Kann man spargel auch bereits gegart einfrieren?

Technisch ja – aber mit deutlichen Qualitätseinbußen. Gegarter Spargel hat bereits weiche Zellstrukturen; das Einfrieren und Auftauen macht ihn noch weicher und matschiger. Die BZfE-Methode empfiehlt das Einfrieren im blanchierten, also nur kurz vorgegarten Zustand, um Textur und Aroma optimal zu erhalten. Fertiger Spargelauflauf oder -suppe lässt sich dagegen problemlos einfrieren.

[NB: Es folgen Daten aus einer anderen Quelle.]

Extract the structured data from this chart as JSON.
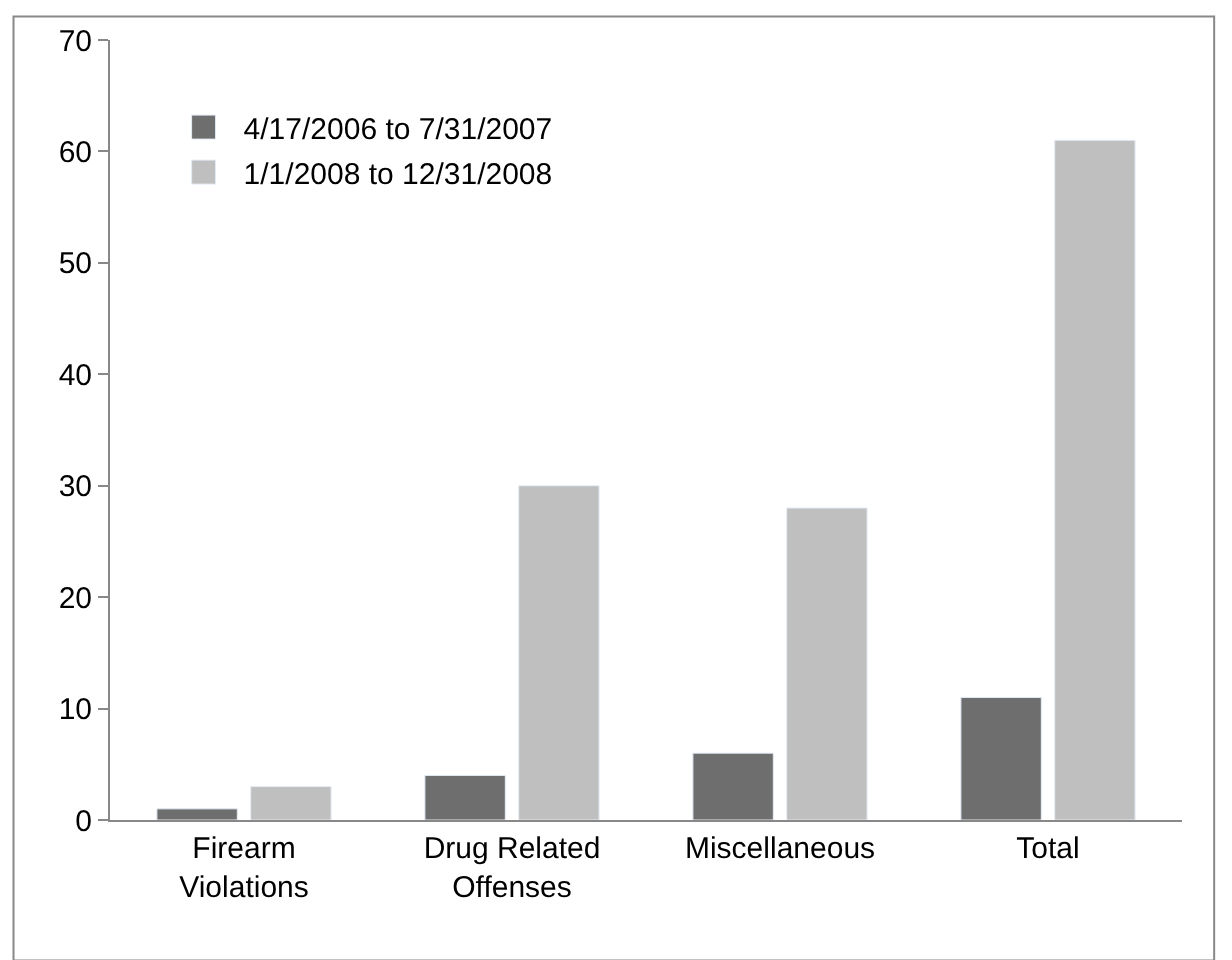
{
  "chart_data": {
    "type": "bar",
    "categories": [
      "Firearm\nViolations",
      "Drug Related\nOffenses",
      "Miscellaneous",
      "Total"
    ],
    "series": [
      {
        "name": "4/17/2006 to 7/31/2007",
        "color": "#6e6e6e",
        "values": [
          1,
          4,
          6,
          11
        ]
      },
      {
        "name": "1/1/2008 to 12/31/2008",
        "color": "#bfbfbf",
        "values": [
          3,
          30,
          28,
          61
        ]
      }
    ],
    "ylim": [
      0,
      70
    ],
    "yticks": [
      0,
      10,
      20,
      30,
      40,
      50,
      60,
      70
    ],
    "grid": false,
    "legend": "top left"
  }
}
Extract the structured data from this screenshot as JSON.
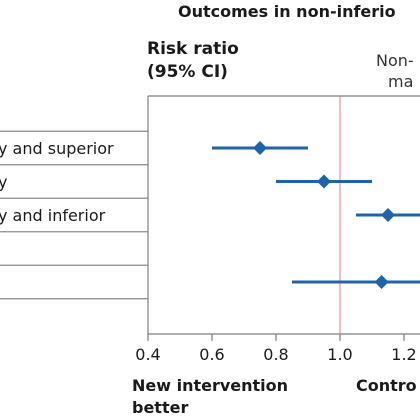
{
  "chart_data": {
    "type": "scatter",
    "title": "Outcomes in non-inferio",
    "ylabel_line1": "Risk ratio",
    "ylabel_line2": "(95% CI)",
    "margin_label_line1": "Non-",
    "margin_label_line2": "ma",
    "margin_value": 1.2,
    "reference_value": 1.0,
    "xlim": [
      0.4,
      1.3
    ],
    "x_ticks": [
      0.4,
      0.6,
      0.8,
      1.0,
      1.2
    ],
    "x_tick_labels": [
      "0.4",
      "0.6",
      "0.8",
      "1.0",
      "1.2"
    ],
    "left_note_line1": "New intervention",
    "left_note_line2": "better",
    "right_note": "Contro",
    "rows": [
      {
        "label": "y and superior",
        "estimate": 0.75,
        "ci_low": 0.6,
        "ci_high": 0.9
      },
      {
        "label": "y",
        "estimate": 0.95,
        "ci_low": 0.8,
        "ci_high": 1.1
      },
      {
        "label": "y and inferior",
        "estimate": 1.15,
        "ci_low": 1.05,
        "ci_high": 1.25
      },
      {
        "label": "",
        "estimate": null,
        "ci_low": null,
        "ci_high": null
      },
      {
        "label": "",
        "estimate": 1.13,
        "ci_low": 0.85,
        "ci_high": 1.3
      }
    ],
    "colors": {
      "point": "#1f64a8",
      "reference": "#e8a3a6",
      "margin": "#7f7f7f",
      "axis": "#7f7f7f",
      "row_line": "#8a8a8a"
    }
  }
}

Wie taut man eingefrorenen spargel am besten auf?

Die beste Methode: den gefrorenen Spargel direkt ohne Auftauen in kochendes Salzwasser oder in den Dampfgarer geben. Die Garzeit verkürzt sich um etwa ein Drittel gegenüber frischem Spargel. Für die Pfanne oder den Backofen kann man die Stangen 10–15 Minuten bei Zimmertemperatur anwärmen lassen – aber nicht vollständig auftauen, da austretende Flüssigkeit das Bräunen verhindert.

Wie erkenne ich, ob eingefrorener spargel noch gut ist?

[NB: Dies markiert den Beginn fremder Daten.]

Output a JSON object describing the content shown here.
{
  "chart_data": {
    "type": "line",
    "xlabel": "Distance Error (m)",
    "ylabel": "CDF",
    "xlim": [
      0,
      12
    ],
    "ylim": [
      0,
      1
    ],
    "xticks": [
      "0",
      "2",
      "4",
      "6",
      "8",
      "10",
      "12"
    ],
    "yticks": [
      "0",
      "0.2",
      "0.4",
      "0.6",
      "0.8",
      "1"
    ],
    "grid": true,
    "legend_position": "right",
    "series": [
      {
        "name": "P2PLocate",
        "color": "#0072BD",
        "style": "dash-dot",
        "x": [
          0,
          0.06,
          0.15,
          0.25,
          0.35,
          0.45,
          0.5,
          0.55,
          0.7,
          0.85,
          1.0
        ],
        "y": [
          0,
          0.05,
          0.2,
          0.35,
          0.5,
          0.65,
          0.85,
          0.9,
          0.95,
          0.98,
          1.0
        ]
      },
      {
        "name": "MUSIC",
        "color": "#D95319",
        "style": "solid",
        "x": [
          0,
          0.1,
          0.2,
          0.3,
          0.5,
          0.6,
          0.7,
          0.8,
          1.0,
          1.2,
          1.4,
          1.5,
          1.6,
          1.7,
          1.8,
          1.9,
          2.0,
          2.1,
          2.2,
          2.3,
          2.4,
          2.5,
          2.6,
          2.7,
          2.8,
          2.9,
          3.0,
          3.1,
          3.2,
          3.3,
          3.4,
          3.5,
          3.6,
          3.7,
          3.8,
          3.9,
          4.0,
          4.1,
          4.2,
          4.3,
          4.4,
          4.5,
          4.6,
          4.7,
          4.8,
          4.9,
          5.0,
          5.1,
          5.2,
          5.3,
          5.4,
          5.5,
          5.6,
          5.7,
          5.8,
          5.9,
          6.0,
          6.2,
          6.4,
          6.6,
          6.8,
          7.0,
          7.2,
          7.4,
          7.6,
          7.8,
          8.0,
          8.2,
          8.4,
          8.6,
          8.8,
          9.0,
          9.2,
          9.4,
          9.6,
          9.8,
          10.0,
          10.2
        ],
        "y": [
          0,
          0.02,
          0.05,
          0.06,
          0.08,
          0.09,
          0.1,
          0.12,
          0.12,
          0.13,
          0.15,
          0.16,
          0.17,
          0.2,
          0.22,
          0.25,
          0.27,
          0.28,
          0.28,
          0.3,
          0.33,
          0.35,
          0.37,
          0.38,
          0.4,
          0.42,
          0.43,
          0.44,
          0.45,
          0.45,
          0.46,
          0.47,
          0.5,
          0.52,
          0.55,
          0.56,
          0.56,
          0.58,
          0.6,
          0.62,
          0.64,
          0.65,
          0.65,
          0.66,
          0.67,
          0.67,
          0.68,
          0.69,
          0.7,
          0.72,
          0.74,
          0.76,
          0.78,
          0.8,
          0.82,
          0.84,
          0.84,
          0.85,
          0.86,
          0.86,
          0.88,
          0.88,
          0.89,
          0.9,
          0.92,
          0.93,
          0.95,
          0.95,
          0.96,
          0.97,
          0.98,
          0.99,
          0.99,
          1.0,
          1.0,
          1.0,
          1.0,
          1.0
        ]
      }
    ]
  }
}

Einwandfreier eingefrorener Spargel hat keine grauen oder braunen Flecken, keinen Gefrierbrand (weißliche, ausgetrocknete Stellen) und riecht nach dem Auftauen frisch-gemüseartig. Graue Verfärbungen an den Spitzen deuten auf enzymatischen Abbau hin – meist Zeichen, dass vor dem Einfrieren nicht blanchiert wurde. Bei Gefrierbrand ist der Spargel zwar nicht schädlich, aber geschmacklich beeinträchtigt.

Kann man spargelschalen und -enden auch einfrieren?

Ja – und das lohnt sich sehr. Spargelschalen und abgeschnittene Enden, roh eingefroren, eignen sich hervorragend für selbst gemachte Spargelbrühe. Einfach in einem Gefrierbeutel sammeln, einfrieren und bei Bedarf direkt in kaltes Wasser geben, aufkochen und 30–40 Minuten ziehen lassen. Diese Brühe bildet die Basis für Spargelsuppe, Risotto oder Soßen – auch im Herbst und Winter, wenn die Saison längst vorbei ist.